We have found in the past few years that keeping water clean has had a hugely beneficial effect on poult health. Accompanied to this we have added acids to try to tip the balance of bugs in favour of the good ones that then keep the bad ones at bay and prevent them from causing disease.
Our aims are to significantly reduce antibiotic usage for common diseases in the release pens such as hexamita. Our feelings are that the combinations of water sanitation and organic acids have significantly reduced this disease and we are thus avoiding the unnecessary in feed antibiotics that were standard with every poult delivery to the shoot.
Graham Crocker of Quill Productions says:-
Release pens are concentrated areas of pheasants and therefore an easy breeding ground for disease, especially as poults will be stressed when first released at 7 weeks old. Their immune systems aren’t yet fully mature and therefore choosing the right drinker is important.
Ground floor drinkers, such as dome masters or even cut open half barrels are an absolute no. Yes they are dirt cheap but they are also dirty and spread germs, even if you wash them out every day.

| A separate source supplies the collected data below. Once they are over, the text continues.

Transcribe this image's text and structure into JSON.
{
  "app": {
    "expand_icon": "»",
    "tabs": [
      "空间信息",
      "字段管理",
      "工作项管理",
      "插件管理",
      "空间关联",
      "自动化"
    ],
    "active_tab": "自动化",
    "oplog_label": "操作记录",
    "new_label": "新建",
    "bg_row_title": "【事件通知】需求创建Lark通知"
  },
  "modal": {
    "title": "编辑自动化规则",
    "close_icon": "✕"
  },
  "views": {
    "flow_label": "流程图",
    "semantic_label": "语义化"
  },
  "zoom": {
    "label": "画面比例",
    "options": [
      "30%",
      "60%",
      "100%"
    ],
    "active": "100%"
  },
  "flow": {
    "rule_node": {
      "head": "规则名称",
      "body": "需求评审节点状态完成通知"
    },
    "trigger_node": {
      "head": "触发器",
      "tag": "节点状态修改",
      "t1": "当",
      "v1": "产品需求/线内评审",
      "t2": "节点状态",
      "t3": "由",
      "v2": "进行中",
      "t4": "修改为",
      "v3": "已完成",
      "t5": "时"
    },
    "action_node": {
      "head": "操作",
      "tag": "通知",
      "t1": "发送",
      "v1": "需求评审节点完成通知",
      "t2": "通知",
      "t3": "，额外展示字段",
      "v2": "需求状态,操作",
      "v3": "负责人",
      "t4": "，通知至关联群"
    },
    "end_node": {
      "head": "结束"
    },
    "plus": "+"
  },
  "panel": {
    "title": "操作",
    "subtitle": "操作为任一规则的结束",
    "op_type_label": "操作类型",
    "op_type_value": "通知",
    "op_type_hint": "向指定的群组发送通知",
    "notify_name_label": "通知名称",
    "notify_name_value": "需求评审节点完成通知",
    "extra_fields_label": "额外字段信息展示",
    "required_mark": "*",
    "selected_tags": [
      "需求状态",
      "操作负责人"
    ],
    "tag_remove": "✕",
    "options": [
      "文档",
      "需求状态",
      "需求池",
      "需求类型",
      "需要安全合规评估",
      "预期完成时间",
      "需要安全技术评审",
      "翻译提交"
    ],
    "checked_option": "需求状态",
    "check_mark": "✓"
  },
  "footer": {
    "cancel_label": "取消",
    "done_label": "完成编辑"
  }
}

Hanging bell drinkers are a popular option because they are relatively inexpensive drinkers and cut down on contamination and the spread of disease caused by birds pooing in the water. However, they do still spread disease as the pheasants will dribble water back into the drinker as they scoop water up in their beaks before tipping their heads backs to swallow the water. Using an organic acid in the water is an absolute must as a low pH will help to kill bacteria. At the start of release I use our Quill Boost Tonic which has multiple benefits of acidifying water and supporting the birds’ immune system as well as chilling them out to cope with stress better and helping the final feather production.
Some keepers like to move drinkers around to help prevent wet patches or disease hotspots. Personally, I think the best solution is to put a raised grid under your hanging drinker. It saves time moving drinkers every few days and saves multiple disease hot spots being caused.

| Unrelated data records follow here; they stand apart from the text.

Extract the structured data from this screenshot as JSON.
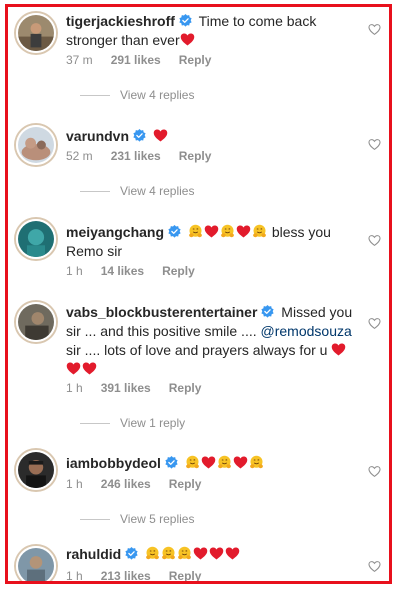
{
  "comments": [
    {
      "username": "tigerjackieshroff",
      "verified": true,
      "text": "Time to come back stronger than ever",
      "emojis": [
        "red-heart"
      ],
      "time": "37 m",
      "likes": "291 likes",
      "reply_label": "Reply",
      "view_replies": "View 4 replies"
    },
    {
      "username": "varundvn",
      "verified": true,
      "emojis": [
        "red-heart"
      ],
      "time": "52 m",
      "likes": "231 likes",
      "reply_label": "Reply",
      "view_replies": "View 4 replies"
    },
    {
      "username": "meiyangchang",
      "verified": true,
      "emojis": [
        "hugging-face",
        "red-heart",
        "hugging-face",
        "red-heart",
        "hugging-face"
      ],
      "text": "bless you Remo sir",
      "time": "1 h",
      "likes": "14 likes",
      "reply_label": "Reply"
    },
    {
      "username": "vabs_blockbusterentertainer",
      "verified": true,
      "text": "Missed you sir ... and this positive smile ....",
      "mention": "@remodsouza",
      "text_after": "sir .... lots of love and prayers always for u",
      "emojis": [
        "red-heart",
        "red-heart",
        "red-heart"
      ],
      "time": "1 h",
      "likes": "391 likes",
      "reply_label": "Reply",
      "view_replies": "View 1 reply"
    },
    {
      "username": "iambobbydeol",
      "verified": true,
      "emojis": [
        "hugging-face",
        "red-heart",
        "hugging-face",
        "red-heart",
        "hugging-face"
      ],
      "time": "1 h",
      "likes": "246 likes",
      "reply_label": "Reply",
      "view_replies": "View 5 replies"
    },
    {
      "username": "rahuldid",
      "verified": true,
      "emojis": [
        "hugging-face",
        "hugging-face",
        "hugging-face",
        "red-heart",
        "red-heart",
        "red-heart"
      ],
      "time": "1 h",
      "likes": "213 likes",
      "reply_label": "Reply"
    }
  ],
  "colors": {
    "frame": "#e8101c",
    "verified": "#3897f0",
    "heart": "#e0245e",
    "meta": "#8e8e8e",
    "mention": "#00376b"
  }
}
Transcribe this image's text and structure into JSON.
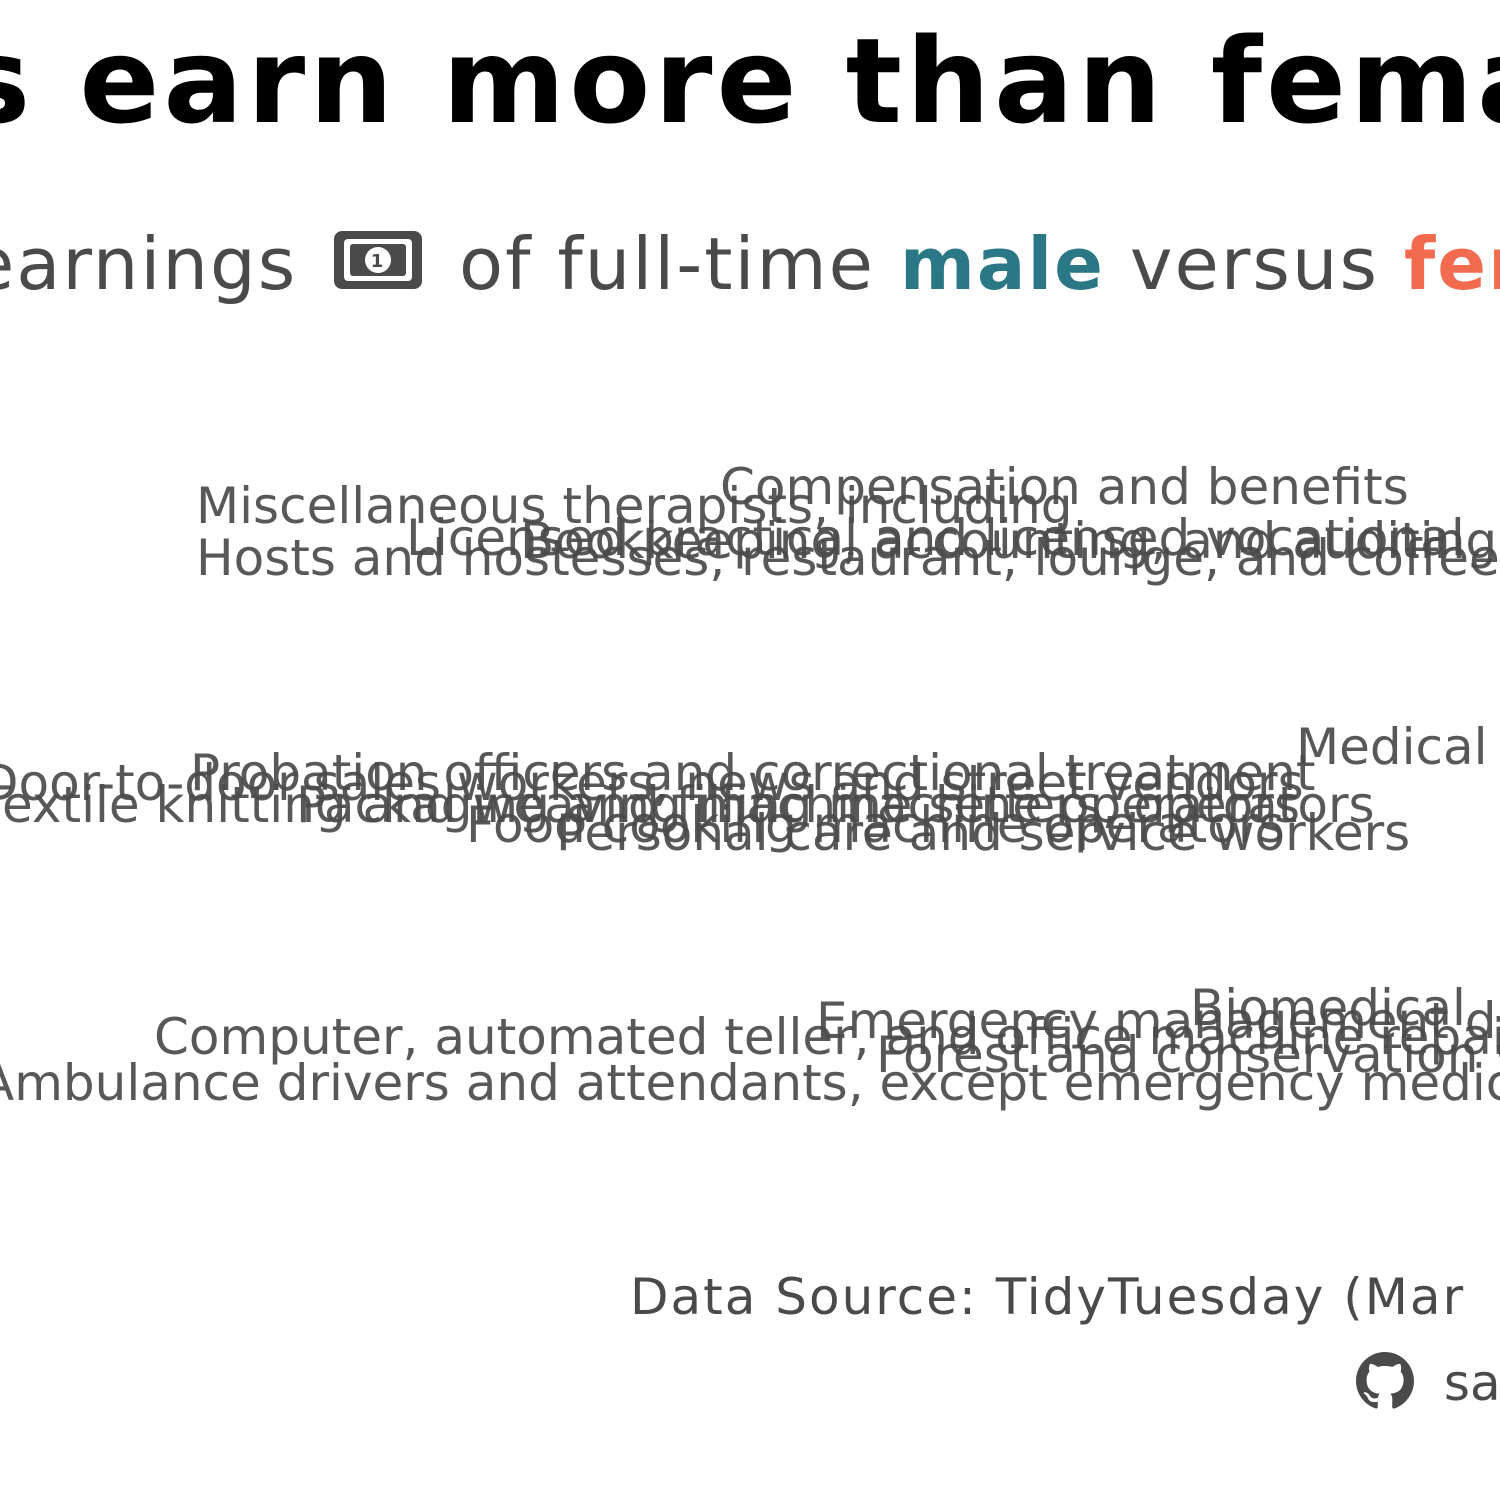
{
  "chart_data": {
    "type": "bar",
    "title": "s earn more than female",
    "subtitle": {
      "part1": "earnings",
      "icon": "money-bill-icon",
      "part2": "of full-time",
      "male": "male",
      "part3": "versus",
      "female": "fem"
    },
    "series": [
      {
        "name": "male",
        "color": "#2a7886"
      },
      {
        "name": "female",
        "color": "#f26b4f"
      }
    ],
    "groups": [
      {
        "occupations": [
          "Compensation and benefits",
          "Miscellaneous therapists, including",
          "Licensed practical and licensed vocational",
          "Bookkeeping, accounting, and auditing",
          "Hosts and hostesses, restaurant, lounge, and coffee"
        ]
      },
      {
        "occupations": [
          "Medical",
          "Probation officers and correctional treatment",
          "Door-to-door sales workers, news and street vendors",
          "Textile knitting and weaving machine setters, operators",
          "Packaging and filling machine operators",
          "Food cooking machine operators",
          "Personal care and service workers"
        ]
      },
      {
        "occupations": [
          "Biomedical",
          "Emergency management directors",
          "Computer, automated teller, and office machine repairers",
          "Forest and conservation workers",
          "Ambulance drivers and attendants, except emergency medical technicians"
        ]
      }
    ],
    "caption": "Data Source: TidyTuesday (Mar",
    "author": "sar",
    "author_icon": "github-icon"
  }
}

I use hanging nipple drinkers in my woods where I have header tanks or mains water. These are the best for the poults’ health as there is absolutely NO disease transmission through the water.
As long as a high flow nipple is used, the poults get more than enough water, especially as it goes straight down the throat, as opposed to the bell drinkers where half of it gets dribbled back into the drinker. It’s on old wives tale that birds don’t get enough water from nipple drinkers; it is all about using the correct high flow water and maintaining a high level of water in the drinker by adjusting the valve which will help to create a wet nipple.
The poults love the tap, tap, tapping sound of the nipples as well as the pecking action and I think this helps with boredom and reducing wandering. I also use the nipple tank drinkers which have the added benefits of clean water and water storage, useful for areas without mains or header tanks but can also be connected to the mains if you prefer.